Un pouvoir de trop aux politiciens

Chers ministres et députés, dans quelques jours, le projet de loi 52 sera voté. De grâce, épargnez-nous ce cauchemar!
Chers ministres et députés, dans quelques jours, le projet de loi 52 sera voté. De grâce, épargnez-nous ce cauchemar!
À titre de citoyens, nous nous inquiétons des personnes vulnérables qui passent par des moments difficiles et qui vont opter pour le suicide assisté ou l'euthanasie, soit par méconnaissance des enjeux, car il existe une grande confusion entre l'acharnement thérapeutique (prolongement des soins) et l'euthanasie (injection d'un produit létal), soit par pression de la part de leur entourage ou du système de santé à cause de leur maladie et du sentiment d'être des personnes inutiles et dérangeantes pour la société.
Par son approche médiatique, le gouvernement n'a malheureusement pas appelé les choses par leur vrai nom. La terminologie utilisée induit en erreur les citoyens, spécialement les personnes vulnérables. Voici ce qu'on peut comprendre du message : mourir dans la dignité, c'est accepter comme service médical de fin de vie de se faire euthanasier (méthode facile, rapide, et la moins coûteuse). En pensant rendre ce geste non criminel, le gouvernement décide de l'intégrer dans les soins de santé en obligeant les médecins à le pratiquer, même si cela va à l'encontre du serment d'Hippocrate qu'ils ont tous fait : soigner et guérir les malades et non les tuer.
Ce message signifie aussi que les personnes qui acceptent de mourir d'une mort naturelle et d'aller jusqu'au bout de leur condition humaine ne meurent pas dignement, que les personnes malades, handicapées, qui ne sont plus performantes sont des personnes inutiles, car elles deviennent un poids pour leur entourage et la société, que le cri d'alarme ou la demande de secours lancés par les personnes malades, handicapées et isolées n'a pas été vraiment entendu ou compris, qu'on ne respecte nullement la liberté des médecins.

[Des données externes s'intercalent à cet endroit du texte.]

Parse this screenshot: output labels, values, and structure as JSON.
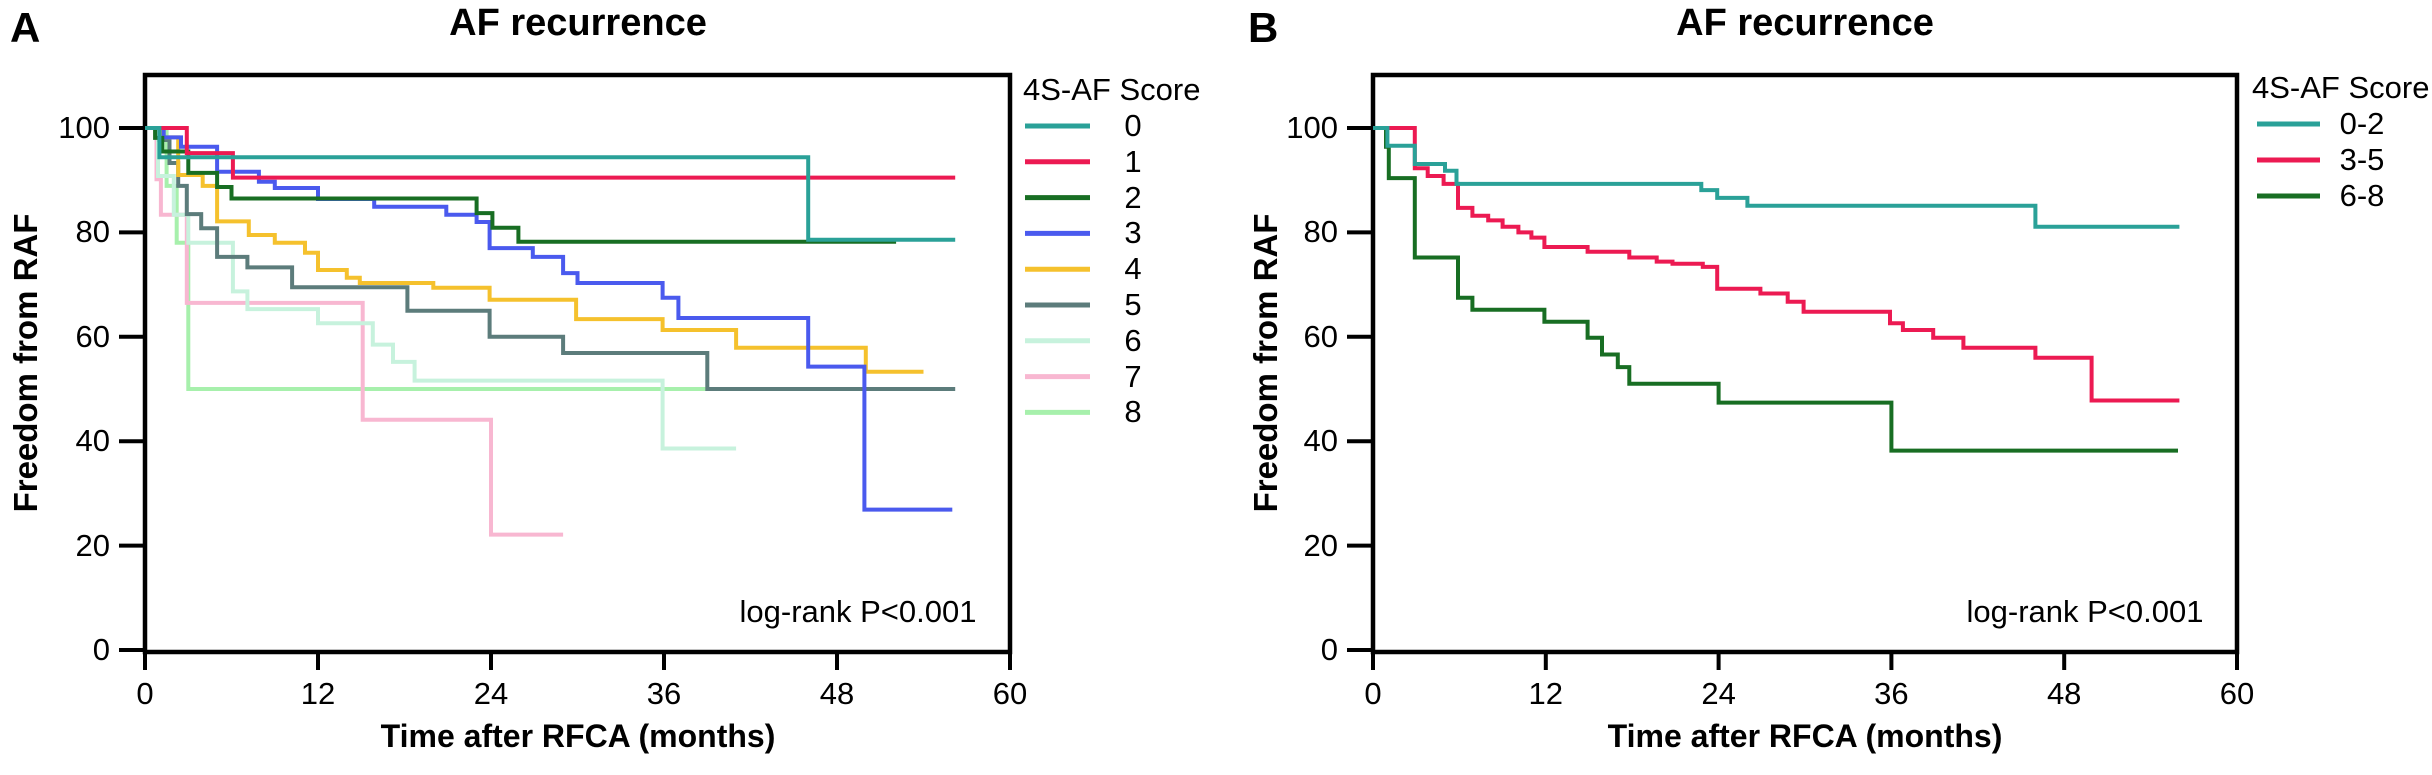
{
  "figure_title": "AF recurrence",
  "chart_data": [
    {
      "type": "line",
      "subtype": "kaplan-meier-step",
      "panel": "A",
      "title": "AF recurrence",
      "xlabel": "Time after RFCA (months)",
      "ylabel": "Freedom from RAF",
      "annotation": "log-rank P<0.001",
      "legend_title": "4S-AF Score",
      "legend_position": "right",
      "xlim": [
        0,
        60
      ],
      "ylim": [
        0,
        110
      ],
      "xticks": [
        0,
        12,
        24,
        36,
        48,
        60
      ],
      "yticks": [
        0,
        20,
        40,
        60,
        80,
        100
      ],
      "grid": false,
      "axis_color": "#000000",
      "series": [
        {
          "name": "0",
          "color": "#2AA198",
          "end": 56.2,
          "points": [
            [
              0,
              100
            ],
            [
              1.0,
              94.4
            ],
            [
              46.0,
              78.6
            ]
          ]
        },
        {
          "name": "1",
          "color": "#EC1A52",
          "end": 56.2,
          "points": [
            [
              0,
              100
            ],
            [
              2.9,
              95.2
            ],
            [
              6.1,
              90.5
            ]
          ]
        },
        {
          "name": "2",
          "color": "#186E23",
          "end": 52.1,
          "points": [
            [
              0,
              100
            ],
            [
              0.7,
              98.1
            ],
            [
              1.2,
              95.5
            ],
            [
              3.0,
              91.4
            ],
            [
              5.0,
              88.7
            ],
            [
              6.0,
              86.5
            ],
            [
              23.0,
              83.7
            ],
            [
              24.1,
              80.9
            ],
            [
              25.9,
              78.2
            ]
          ]
        },
        {
          "name": "3",
          "color": "#4A5AEE",
          "end": 56.0,
          "points": [
            [
              0,
              100
            ],
            [
              1.3,
              98.2
            ],
            [
              2.5,
              96.4
            ],
            [
              5.0,
              91.6
            ],
            [
              7.9,
              89.7
            ],
            [
              9.0,
              88.5
            ],
            [
              12.0,
              86.4
            ],
            [
              15.9,
              84.9
            ],
            [
              20.9,
              83.4
            ],
            [
              23.0,
              82.0
            ],
            [
              23.9,
              77.0
            ],
            [
              26.9,
              75.3
            ],
            [
              29.0,
              72.2
            ],
            [
              30.0,
              70.3
            ],
            [
              35.9,
              67.5
            ],
            [
              37.0,
              63.6
            ],
            [
              46.0,
              54.3
            ],
            [
              49.9,
              26.9
            ]
          ]
        },
        {
          "name": "4",
          "color": "#F5C12D",
          "end": 54.0,
          "points": [
            [
              0,
              100
            ],
            [
              1.2,
              98.2
            ],
            [
              2.3,
              91.0
            ],
            [
              4.0,
              88.9
            ],
            [
              5.0,
              82.1
            ],
            [
              7.2,
              79.5
            ],
            [
              9.0,
              78.0
            ],
            [
              11.1,
              76.1
            ],
            [
              12.0,
              72.8
            ],
            [
              14.0,
              71.3
            ],
            [
              14.9,
              70.3
            ],
            [
              20.0,
              69.4
            ],
            [
              23.9,
              67.1
            ],
            [
              29.9,
              63.4
            ],
            [
              35.9,
              61.3
            ],
            [
              41.0,
              57.9
            ],
            [
              50.0,
              53.3
            ]
          ]
        },
        {
          "name": "5",
          "color": "#5C7C7B",
          "end": 56.2,
          "points": [
            [
              0,
              100
            ],
            [
              1.0,
              97.7
            ],
            [
              1.7,
              93.3
            ],
            [
              2.3,
              88.9
            ],
            [
              2.9,
              83.5
            ],
            [
              3.9,
              80.8
            ],
            [
              5.0,
              75.3
            ],
            [
              7.1,
              73.3
            ],
            [
              10.2,
              69.5
            ],
            [
              18.2,
              65.0
            ],
            [
              23.9,
              60.0
            ],
            [
              29.0,
              56.9
            ],
            [
              39.0,
              50.0
            ]
          ]
        },
        {
          "name": "6",
          "color": "#C7F2DD",
          "end": 41.0,
          "points": [
            [
              0,
              100
            ],
            [
              0.9,
              90.8
            ],
            [
              2.0,
              83.4
            ],
            [
              3.0,
              78.0
            ],
            [
              6.1,
              68.7
            ],
            [
              7.1,
              65.3
            ],
            [
              12.0,
              62.6
            ],
            [
              15.8,
              58.5
            ],
            [
              17.2,
              55.2
            ],
            [
              18.7,
              51.6
            ],
            [
              35.9,
              38.6
            ]
          ]
        },
        {
          "name": "7",
          "color": "#F8B7D1",
          "end": 29.0,
          "points": [
            [
              0,
              100
            ],
            [
              0.8,
              90.2
            ],
            [
              1.1,
              83.4
            ],
            [
              2.9,
              66.5
            ],
            [
              15.1,
              44.1
            ],
            [
              24.0,
              22.1
            ]
          ]
        },
        {
          "name": "8",
          "color": "#A7F0AC",
          "end": 39.0,
          "points": [
            [
              0,
              100
            ],
            [
              1.5,
              88.9
            ],
            [
              2.2,
              78.0
            ],
            [
              3.0,
              50.0
            ]
          ]
        }
      ]
    },
    {
      "type": "line",
      "subtype": "kaplan-meier-step",
      "panel": "B",
      "title": "AF recurrence",
      "xlabel": "Time after  RFCA (months)",
      "ylabel": "Freedom from RAF",
      "annotation": "log-rank P<0.001",
      "legend_title": "4S-AF Score",
      "legend_position": "right",
      "xlim": [
        0,
        60
      ],
      "ylim": [
        0,
        110
      ],
      "xticks": [
        0,
        12,
        24,
        36,
        48,
        60
      ],
      "yticks": [
        0,
        20,
        40,
        60,
        80,
        100
      ],
      "grid": false,
      "axis_color": "#000000",
      "series": [
        {
          "name": "0-2",
          "color": "#2AA198",
          "end": 56.0,
          "points": [
            [
              0,
              100
            ],
            [
              1.0,
              96.6
            ],
            [
              2.9,
              93.1
            ],
            [
              5.0,
              91.8
            ],
            [
              5.8,
              89.3
            ],
            [
              22.8,
              88.1
            ],
            [
              23.9,
              86.6
            ],
            [
              26.0,
              85.1
            ],
            [
              46.0,
              81.1
            ]
          ]
        },
        {
          "name": "3-5",
          "color": "#EC1A52",
          "end": 56.0,
          "points": [
            [
              0,
              100
            ],
            [
              2.9,
              92.3
            ],
            [
              3.8,
              90.8
            ],
            [
              4.9,
              89.3
            ],
            [
              5.9,
              84.7
            ],
            [
              6.9,
              83.2
            ],
            [
              8.0,
              82.3
            ],
            [
              9.0,
              81.1
            ],
            [
              10.1,
              80.0
            ],
            [
              11.0,
              79.0
            ],
            [
              11.9,
              77.2
            ],
            [
              14.9,
              76.3
            ],
            [
              17.8,
              75.2
            ],
            [
              19.7,
              74.4
            ],
            [
              20.8,
              74.0
            ],
            [
              22.9,
              73.4
            ],
            [
              23.9,
              69.2
            ],
            [
              26.9,
              68.3
            ],
            [
              28.8,
              66.7
            ],
            [
              29.9,
              64.8
            ],
            [
              35.9,
              62.6
            ],
            [
              36.8,
              61.3
            ],
            [
              38.9,
              59.8
            ],
            [
              41.0,
              57.9
            ],
            [
              46.0,
              56.0
            ],
            [
              49.9,
              47.8
            ]
          ]
        },
        {
          "name": "6-8",
          "color": "#186E23",
          "end": 55.9,
          "points": [
            [
              0,
              100
            ],
            [
              0.9,
              96.4
            ],
            [
              1.1,
              90.4
            ],
            [
              2.9,
              75.2
            ],
            [
              5.9,
              67.5
            ],
            [
              6.9,
              65.2
            ],
            [
              11.9,
              62.9
            ],
            [
              14.9,
              59.8
            ],
            [
              15.9,
              56.6
            ],
            [
              17.0,
              54.2
            ],
            [
              17.8,
              51.0
            ],
            [
              24.0,
              47.4
            ],
            [
              36.0,
              38.2
            ]
          ]
        }
      ]
    }
  ]
}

Quand le gouvernement promet de bonifier les soins palliatifs, pourquoi les assujettit-il aux limites des ressources humaines, matérielles et financières des établissements?
De grâce, chers ministres et députés, ne donnez à personne, surtout pas à nos médecins, le pouvoir d'euthanasier.
Ainsi, nous pourrons garder confiance en eux et en vous.